It’s time for one standard of service for all professionals providing financial advice.
My reasoning is simple: Most individual investors don’t know there is a difference in standards among different investment professionals, which affects what is recommended for purchase and why.
For all the talk about consumer protection during the passage of the Dodd-Frank financial reform bill last year, this is one area that needs to be cleared up for the sake of the average investor.
The Securities and Exchange Commission prepared a report that showed -- no surprise here -- that most individuals are confused by the various titles and designations used by investment advisers and broker-dealers.
The report, required by Dodd-Frank, concludes there should be one fiduciary standard for anyone providing personalized financial advice. That standard requires a financial adviser to do what’s in the best interest of the client, regardless of the adviser’s own financial interest.
Broker-dealers must also sell products suitable for clients. But because they are exempt from the Investment Advisers Act of 1940, they are allowed to take into account their own financial interests -- specifically, the size of their commission -- when selling a product.
While the SEC still needs to work out some specifics, the recommendation of a single standard is a step in the right direction, experts say. “Consumers shouldn’t have to guess whether the advice they get is in their own best interest, or in the best interest of their adviser,” says Marty Kurtz, president of the Financial Planning Association.
But the recommendation isn’t the end of the opposition to one standard. The SEC must now determine how broker-dealers are to implement the standard, a timeline for compliance and even how the new standard would ultimately be worded.
The commission went out of its way to express its desire that the new standard fit various business models, including commission-based advisers. It argues that consumers should still have access to a variety of “fee structures, account options, and types of advice that investment advisers and broker-dealers provide.”

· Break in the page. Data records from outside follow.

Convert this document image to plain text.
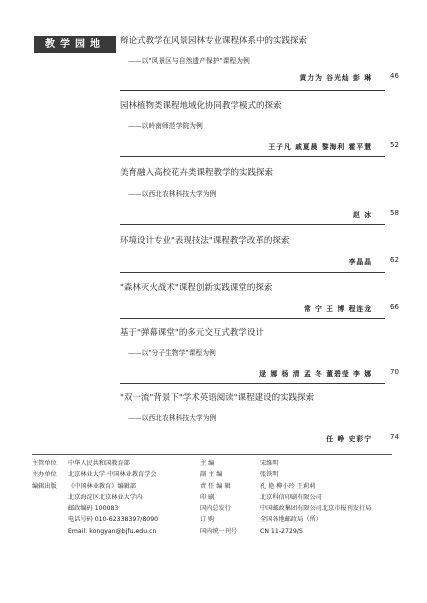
教学园地	辩论式教学在风景园林专业课程体系中的实践探索
——以"风景区与自然遗产保护"课程为例
黄力为 谷光灿 彭 琳	46
园林植物类课程地域化协同教学模式的探索
——以岭南师范学院为例
王子凡 戚夏晨 黎海利 霍平慧	52
美育融入高校花卉类课程教学的实践探索
——以西北农林科技大学为例
赵 冰	58
环境设计专业"表现技法"课程教学改革的探索
李晶晶	62
"森林灭火战术"课程创新实践课堂的探索
常 宁 王 博 程连龙	66
基于"弹幕课堂"的多元交互式教学设计
——以"分子生物学"课程为例
逯 娜 杨 清 孟 冬 董碧莹 李 娜	70
"双一流"背景下"学术英语阅读"课程建设的实践探索
——以西北农林科技大学为例
任 峥 史彩宁	74
主管单位	中华人民共和国教育部
主办单位	北京林业大学 中国林业教育学会
编辑出版	《中国林业教育》编辑部
北京海淀区北京林业大学内
邮政编码 100083
电话号码 010-62338397/8090
Email: kongyan@bjfu.edu.cn
主 编	宋维明
副 主 编	张铁明
责 任 编 辑	孔 艳 柳小玲 王莉莉
印 刷	北京科信印刷有限公司
国内总发行	中国邮政集团有限公司北京市报刊发行局
订 购	全国各地邮政局（所）
国内统一刊号	CN 11-2729/S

But opponents of a single fiduciary standard say that broker-dealers who work on commission will ultimately be hurt by the change.
The additional costs and increased potential for liability could drive some professionals out of the market, says Terry Headley, president of the National Association of Insurance and Financial Advisors. That, he notes, “could result in middle- and lower-market investors having less access to the account services and investment advice that are currently being delivered by registered representatives of broker-dealers.”
The recommendation was also met with resistance from the two Republican SEC commissioners, Kathleen Casey and Troy Paredes. In a written rebuttal of the study, they question whether investors’ confusion actually causes them to be “systemically harmed or disadvantaged.”
This will undoubtedly cause newly elected Republican lawmakers to take a closer look at the recommendation. And Democrats may want to weigh in on the matter in light of President Obama’s recent pledge to do away with regulations that prove burdensome to businesses.
But SEC Chairwoman Mary Schapiro has long advocated for a single standard. Currently, the SEC has the authority to implement the new standard, thanks to Dodd-Frank, and the majority votes to set the new standard in motion.
The commission should take extra caution when hammering out essential details, including how to preserve a commission-style business model, a timeline for broker-dealers to comply and the official language of one standard of care.
But it shouldn’t back off adopting the uniform standard.